Merck & Co. (NYSE:MRK) came out of its third-quarter earnings report looking a bit worse for the wear despite cheerful words from its CEO. GAAP earnings per share fell to 38 cents per share, compared to last year’s 56 cents per share in the year-ago quarter. Revenue came in at $11,032 million, down from last year’s at $11,488. This constitutes a 4 percent decrease compared to last year’s third quarter.
“This quarter we delivered solid financial results, with strong contributions from our vaccine, immunology and HIV businesses, and effective cost management. We are improving productivity and focusing our R&D and commercial resources more precisely to enable our investments in the best opportunities for innovation and growth. We are encouraged that our combination hepatitis C regimen has joined our anti-PD-1 immunotherapy in being designated as a ‘breakthrough therapy’ by the FDA,” Merck CEO Kenneth C. Frazier said in a company press release.
Expectations were half met, with adjusted earnings per share beating expectations but revenue falling below what investors had hoped for. The poor sales were attributable to Januvia, a diabetes drug produced by the company, and Singulair, an off-patent asthma drug, according to The Motley Fool.
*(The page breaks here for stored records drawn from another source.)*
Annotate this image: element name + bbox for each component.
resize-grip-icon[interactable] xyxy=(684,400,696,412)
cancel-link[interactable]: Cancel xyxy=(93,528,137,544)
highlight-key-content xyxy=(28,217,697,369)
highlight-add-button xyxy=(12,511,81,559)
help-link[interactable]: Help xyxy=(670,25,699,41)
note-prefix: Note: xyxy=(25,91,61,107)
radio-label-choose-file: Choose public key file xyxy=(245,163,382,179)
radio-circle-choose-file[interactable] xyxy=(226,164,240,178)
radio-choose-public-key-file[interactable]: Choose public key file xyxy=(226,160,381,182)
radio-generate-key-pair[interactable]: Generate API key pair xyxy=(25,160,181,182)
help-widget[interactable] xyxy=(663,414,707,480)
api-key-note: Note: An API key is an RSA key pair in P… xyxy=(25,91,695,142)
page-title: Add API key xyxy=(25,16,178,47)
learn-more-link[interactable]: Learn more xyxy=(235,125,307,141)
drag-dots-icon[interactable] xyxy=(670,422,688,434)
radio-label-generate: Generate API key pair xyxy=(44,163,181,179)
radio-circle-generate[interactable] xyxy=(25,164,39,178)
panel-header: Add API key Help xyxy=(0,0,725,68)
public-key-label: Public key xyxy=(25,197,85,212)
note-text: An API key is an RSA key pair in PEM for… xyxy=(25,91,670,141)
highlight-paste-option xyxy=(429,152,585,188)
Pharmaceutical sales saw a 4 percent drop, revenue loss from Merck’s animal health division fell 2 percent, and consumer-care sales fell 2 percent. Also announced Monday was a new extension of a cooperative agreement between Merck subsidary EMD Serono and Open Monoclonal Technology Inc.
“The expansion of our collaboration with OMT is reflective of its strong quality and significant progress we’ve made together over the last 15 months. This is a good example of our focus on exploring targeted partnerships with innovative companies,” said Annalisa Jenkins, the executive vice president of EMD Serono.